Animal And Plant Life
Bighorn sheep graze on Mountain Mahogany and are often spotted here along with desert cottontail rabbits and an occasional coyote. Mule deer are common in the colder months, but most head up higher in the Pryor Mountains in the summer. Some of the Pryor Mountain wild horses stay in this habitat throughout the year, although more of them move up and down the Pryors with the varying snow levels.
There will also be bluebunch wheatgrass, blue grama, sandwort, phlox, cactus, death camus, ten petal blazing star, penstamon as well as black sagebrush and fringed sagewort. Mounds of rockmat provide a home for a variety of flowers such as Hymenoxys, a small sunflower. A pinyon jay may announce your presence, or a mountain bluebird might catch your eye as a fluttering of bright blue among the junipers.

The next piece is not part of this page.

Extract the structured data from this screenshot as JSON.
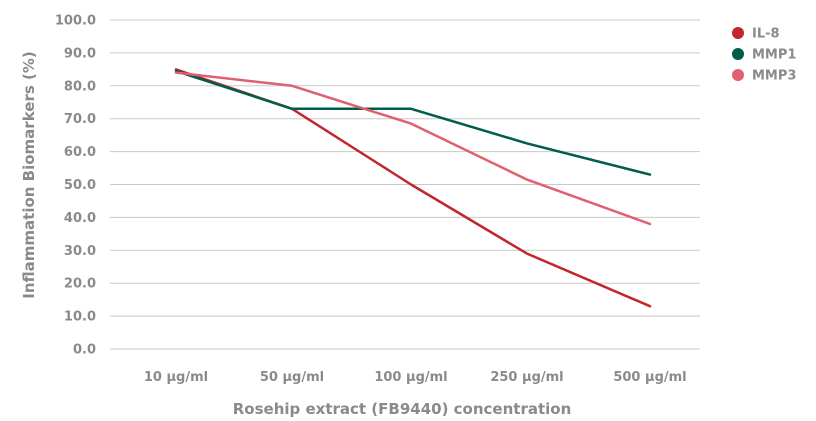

Utah Junipers (Juniperus osteosperma) have scale like leaves that clasp and wrap around the young twigs covering them. The twigs are densely clumped at the branch ends. The female seed cones have scales that fuse together to form a berry like structure. The grayish blue cones have a waxy coating that gives them their distinctive color.
The gray bark is broken into thin fibrous elongated scales. The heartwood can be yellowish brown or occasionally reddish brown and is very durable. They grow to around 20 feet tall with broad open crowns and sometimes twisted trunks.
Their sometimes attractively misshapen forms are a result of how they relate to drought conditions. For the first 250 years of their life they are extremely resistant to drought. They form a ring of nutrient depleted soil and dense needles that inhibits the growth of other plants. But those junipers fighting drought can become very dry and susceptible to rapid and raging fire damage. Some grow to be over 600 years old.
Curl-leaf Mountain Mahogany (Cercocarpus ledifolius) is the dark green, densely-branching shrub or tree that is the other prominent plant along the park road between Crooked Creek Bay and Barry’s Landing. While commonly 5 to 15 feet tall it can reach heights over 30 feet. The dark green leaves are a half inch to inch long and usually have curled under margins. The leaf undersides are rusty to white and hairy.
The flower is a small tan tube with a long, plume like style covered in tan hairs. The seed is rather like a corkscrew nature designed to penetrate the ground. The wood is so dense most of it will not float. The branches are very stout and almost impenetrable patches can form, such as those seeming to protect the arch known as The Eye of the Eagle. Some have lived over a thousand years.
On The Trails
Some of the best trails in the recreation area such as the Sullivan’s Knob, Ranger Delight, and State Line Trails pass through this habitat on the way to marvelous viewpoints of Bighorn Canyon.